NSW Mining Equipment Company Capsized by Coal Woes

bowditch earth moving

Image Source: Bowditch EarthMoving

A long-established NSW mining and earth moving equipment company has entered receivership after being hit hard by the ills currently besetting the Australian coal mining sector.

Bowditch & Partners Earthmoving has operated for over two decades out of Muswellbrook in NSW’s Hunter Valley, the centre of the state’s coal mining industry.

The mining equipment mainstay has been devastated, however, by weakness in the coal sector, with many miners dialling down their operations.

Morgan Kelly of accounting firm Ferrier Hodgson has been appointed as a receiver to the company. He hopes to sell the business as a going concern once cash flow for the company has stabilized.

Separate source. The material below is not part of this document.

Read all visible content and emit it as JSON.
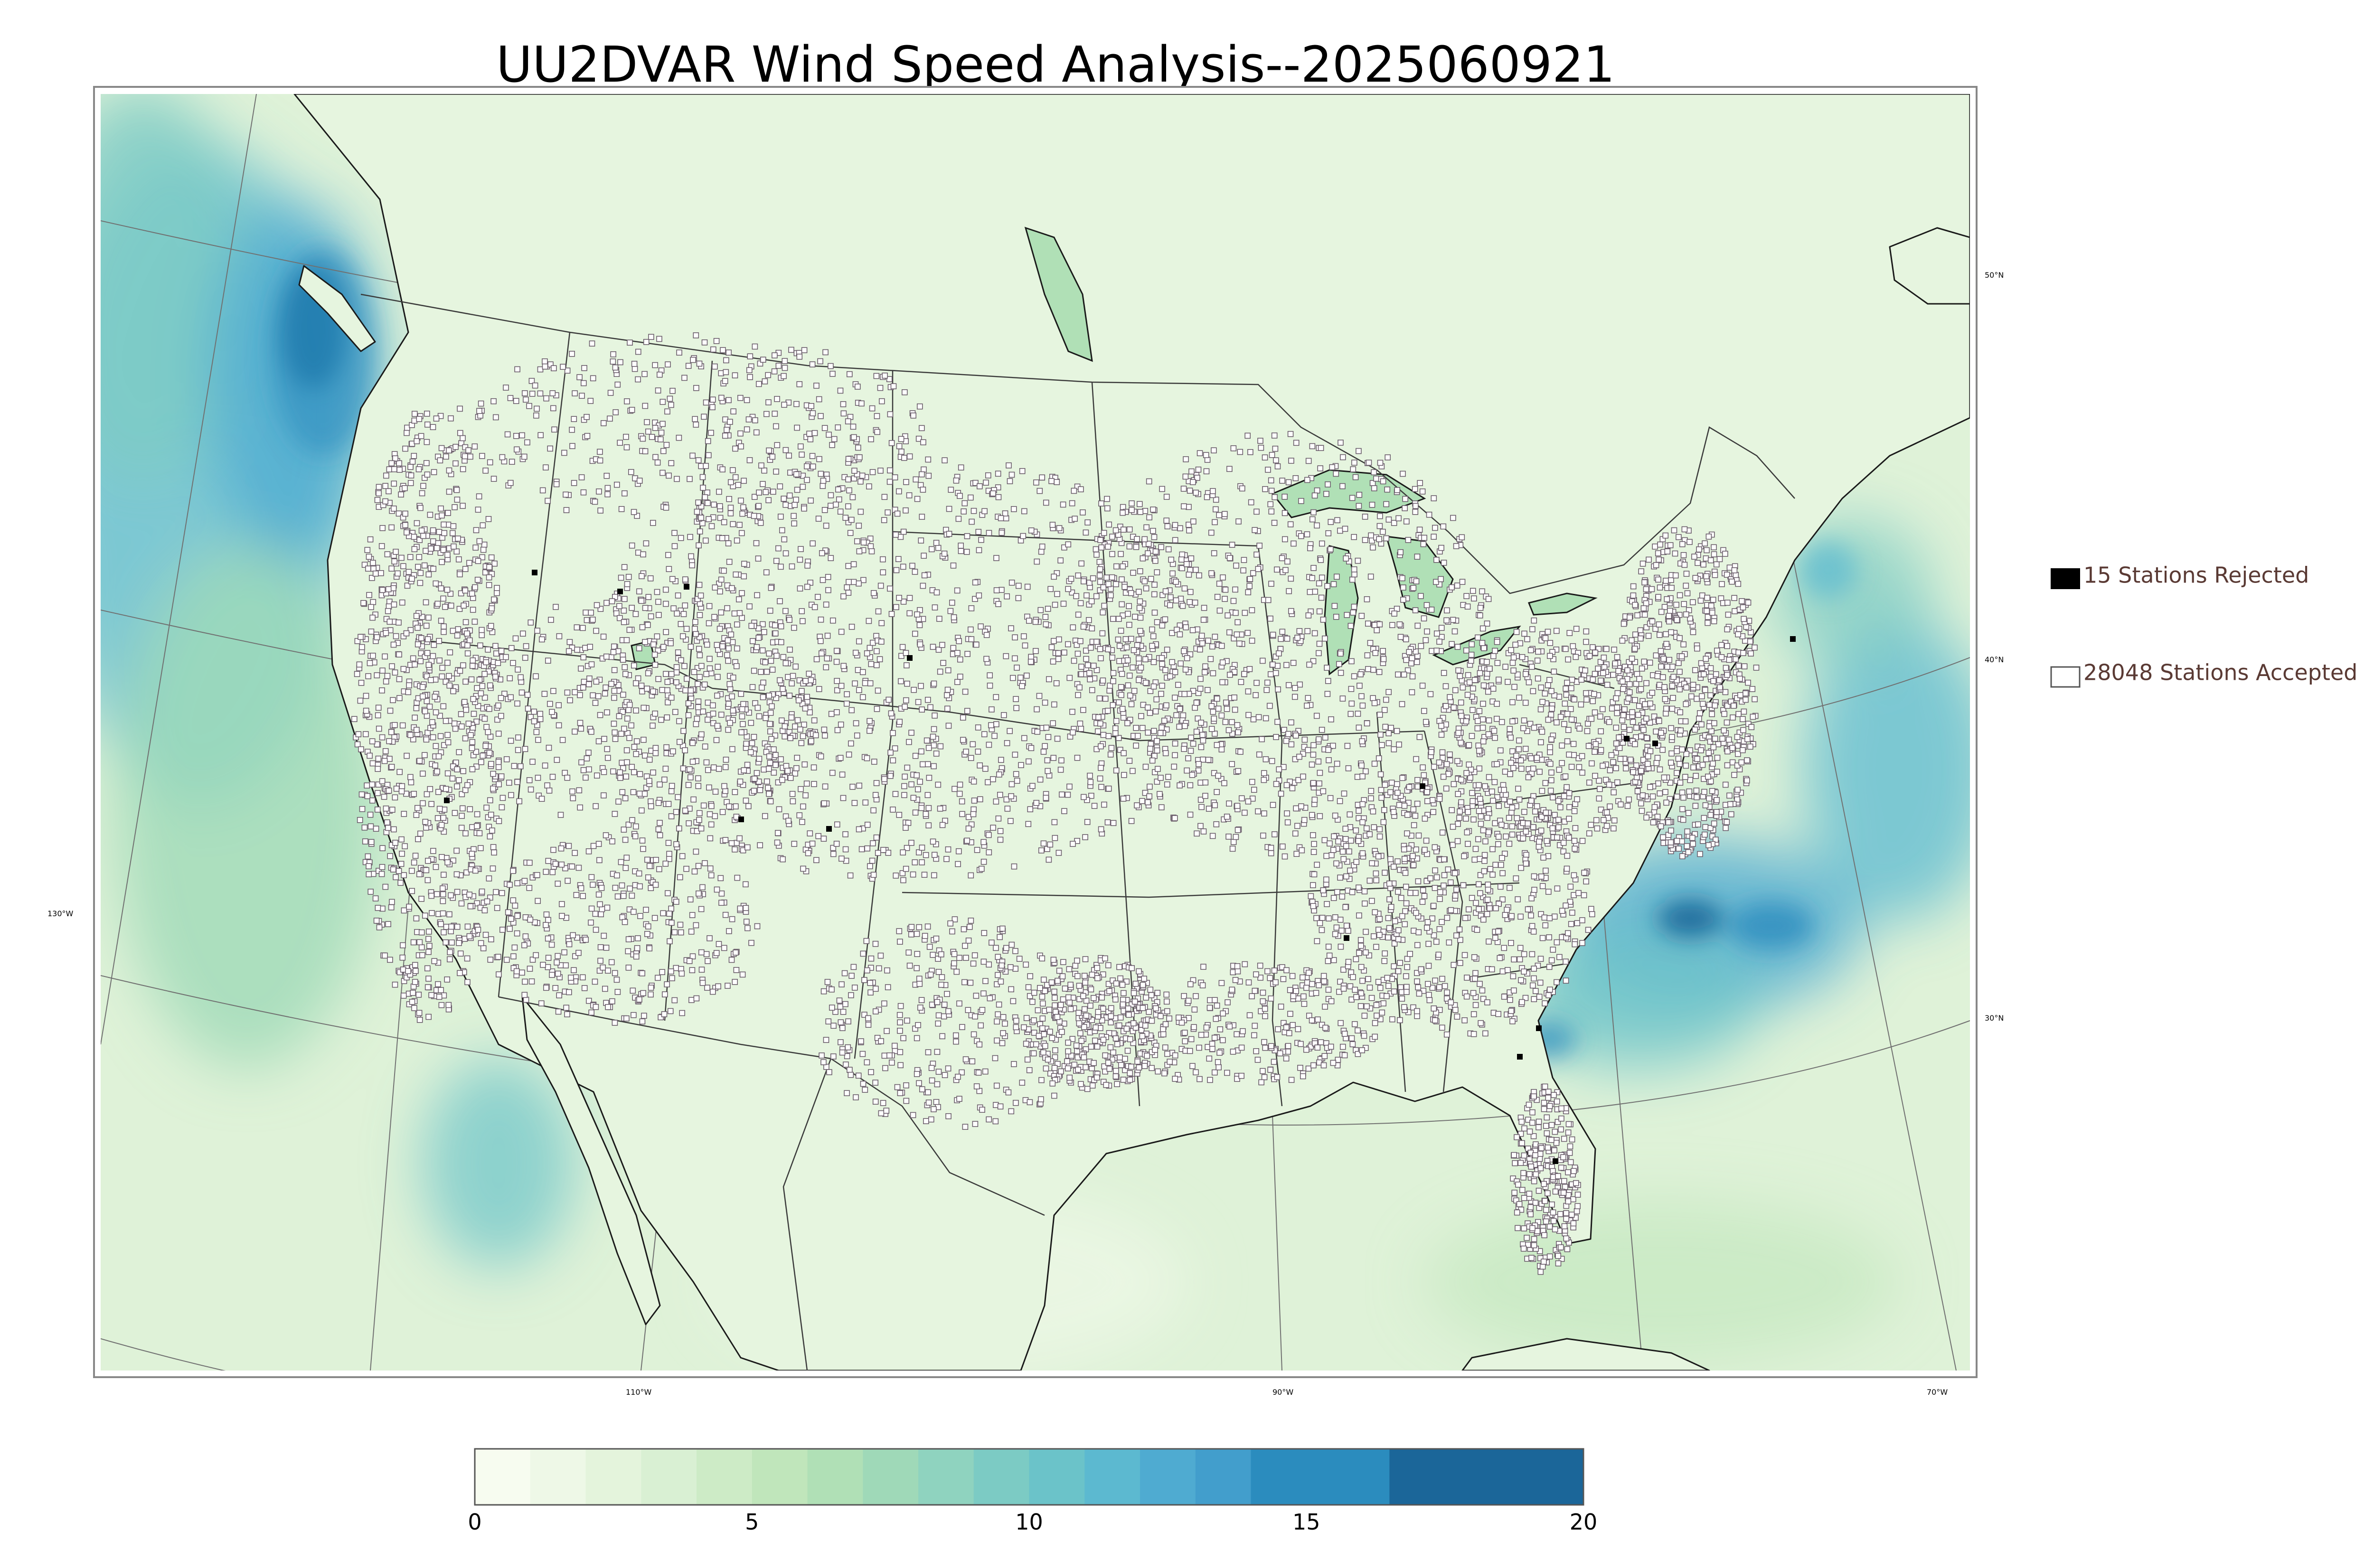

Newspapers featured advertisements for Bowditch this week, emphasizing in particular  the opportunity for investors to get their hands on a “diverse fleet” of earthmoving and mining equipment, an established customer base and an experienced workforce.

bowditch earth moving office

Image Source: Bowditch EarthMoving

In a statement, Kelly said Bowditch had collapsed as a result of cyclical movements in the coal sector but expected interest in the company from investors.

“Events such as this receivership are a natural part of the cycle. We anticipate there will be a demand for these assets and the business,” he said.

Despite a brisk recovery in economic growth from chief coal importer China, spot prices have slumped and Australian coal miners have been hard hit as a result.

Brisbane-based energy producer and port operator New Hope Corporation recently announced a decline in profits of over 31 per cent for the first half of the 2013 financial year.

Average revenue per tonne of thermal coal sold fell 8.1 per cent as a result of both the lofty Aussie dollar and plunging coal prices.

International mining giants Xstrata and Rio Tinto have also slashed jobs in Australia as a result of weakness in the coal sector. Rio has cut around 100 coal jobs in a bid to cut costs, while Xstrata has shut its Brisbane office at the expense of about 100 of its own staff.

Analysts noted that despite a robust revival in production among Chinese steelmakers, prices for coking coal have slumped on weak demand from the US and EU as a result of austerity measures. Slack demand from OECD countries has thus permitted China to place greater downward pressure on price levels.